Los líderes piden a la Comisión que responda a la guerra comercial de Donald Trump

A. LORENTE CORRESPONSAL

bruselas. Que la crisis migratoria que atreviesa Europa es de enorme gravedad lo evidencia el hecho de que el 'affaire Trump' haya pasado de puntillas por la cumbre cuando hace apenas unas semanas era uno de los grandes temas del programa. Lo sigue siendo, ojo, pero las urgencias mandan, así que el dosier estadounidense tuvo menos protagonismo del previsto. La fijación del presidente de EE UU con Europa viene de lejos y no será cosa de dos días, de ahí que el Consejo Europeo decidió no malgastar energías más allá de ratificar su compromiso de trabajar de forma unida para superar las tensiones trasatlánticas. Ya lo advirtió el presidente del Consejo Europeo, Donald Tusk, en su carta de invitación a la cita: «Las divisiones van más allá del comercio (guerra arancelaria). Las relaciones transatlánticas están sometidas a una gran presión».

Durante la cena, Tusk, el presidente francés, Emmanuel Macron, y la canciller alemana, Angela Merkel, informaron a sus colegas de la «desastrosa» reunión que el G-7 celebró en Canadá. Todo saltó por los aires. En realidad, Trump provocó que todo saltase por los aires. Desde el 1 de junio están en vigor los aranceles del 25% al acero y el 10% al aluminio comunitarios, pero lejos de recular, ha amenazado con ampliar su guerra comercial al sector automovilístico. Lo hizo después de que la UE aprobase recientemente represalias por valor de 2.800 millones a dos centenares de productos americanos, entre ellos las famosas Harley-Davidson.

En sus conclusiones, los jefes de Estado y de gobierno piden a la Comisión que no cede y responda a todas las acciones. Así ha quedó finalmente el párrafo dedicado a Donald Trump: «En reacción a la decisión de los Estados Unidos de imponer aranceles a la UE para los productos de acero y aluminio, que no pueden justificarse por motivos de seguridad nacional, el Consejo Europeo respalda plenamente las medidas de reequilibrio y posibles medidas de salvaguardia para proteger nuestros propios mercados, y los procedimientos legales en la OMC, según lo decidido a iniciativa de la Comisión».

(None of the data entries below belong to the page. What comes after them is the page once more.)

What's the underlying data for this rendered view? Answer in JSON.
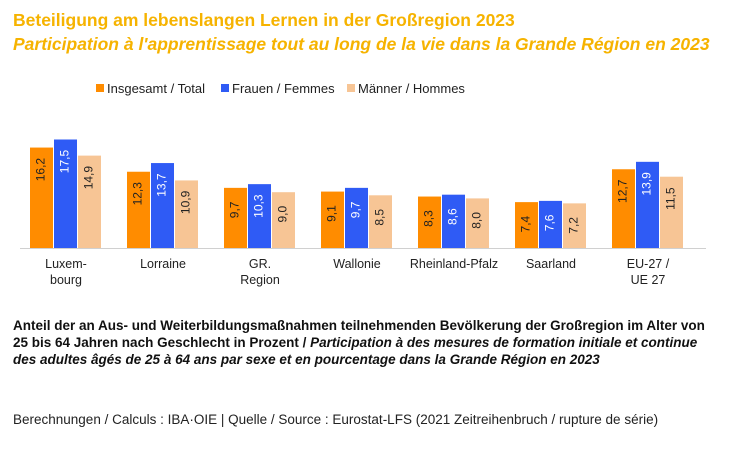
{
  "title_de": "Beteiligung am lebenslangen Lernen in der Großregion 2023",
  "title_fr": "Participation à l'apprentissage tout au long de la vie dans la Grande Région en 2023",
  "chart_data": {
    "type": "bar",
    "title": "Beteiligung am lebenslangen Lernen in der Großregion 2023",
    "categories": [
      "Luxem-\nbourg",
      "Lorraine",
      "GR.\nRegion",
      "Wallonie",
      "Rheinland-Pfalz",
      "Saarland",
      "EU-27 /\nUE 27"
    ],
    "series": [
      {
        "name": "Insgesamt / Total",
        "color": "#ff8c00",
        "values": [
          16.2,
          12.3,
          9.7,
          9.1,
          8.3,
          7.4,
          12.7
        ],
        "labels": [
          "16,2",
          "12,3",
          "9,7",
          "9,1",
          "8,3",
          "7,4",
          "12,7"
        ]
      },
      {
        "name": "Frauen / Femmes",
        "color": "#2f5bf5",
        "values": [
          17.5,
          13.7,
          10.3,
          9.7,
          8.6,
          7.6,
          13.9
        ],
        "labels": [
          "17,5",
          "13,7",
          "10,3",
          "9,7",
          "8,6",
          "7,6",
          "13,9"
        ]
      },
      {
        "name": "Männer / Hommes",
        "color": "#f7c595",
        "values": [
          14.9,
          10.9,
          9.0,
          8.5,
          8.0,
          7.2,
          11.5
        ],
        "labels": [
          "14,9",
          "10,9",
          "9,0",
          "8,5",
          "8,0",
          "7,2",
          "11,5"
        ]
      }
    ],
    "ylim": [
      0,
      18
    ],
    "grid": false,
    "legend": "top",
    "xlabel": "",
    "ylabel": ""
  },
  "caption_bold": "Anteil der an Aus- und Weiterbildungsmaßnahmen teilnehmenden Bevölkerung der Großregion im Alter von 25 bis 64 Jahren nach Geschlecht in Prozent / ",
  "caption_italic": "Participation à des mesures de formation initiale et continue des adultes âgés de 25 à 64 ans par sexe et en pourcentage dans la Grande Région en 2023",
  "source": "Berechnungen / Calculs : IBA·OIE | Quelle / Source : Eurostat-LFS (2021 Zeitreihenbruch / rupture de série)"
}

Y apostilla: «La UE debe responder a todas las acciones de naturaleza claramente proteccionista, incluidas las que cuestionan la Política Agrícola Común (PAC)». La mención a esta política lleva sello español al referirse a a los aranceles provisionales que ya están aplicando a la aceituna negra, como confirmarom fuentes españolas.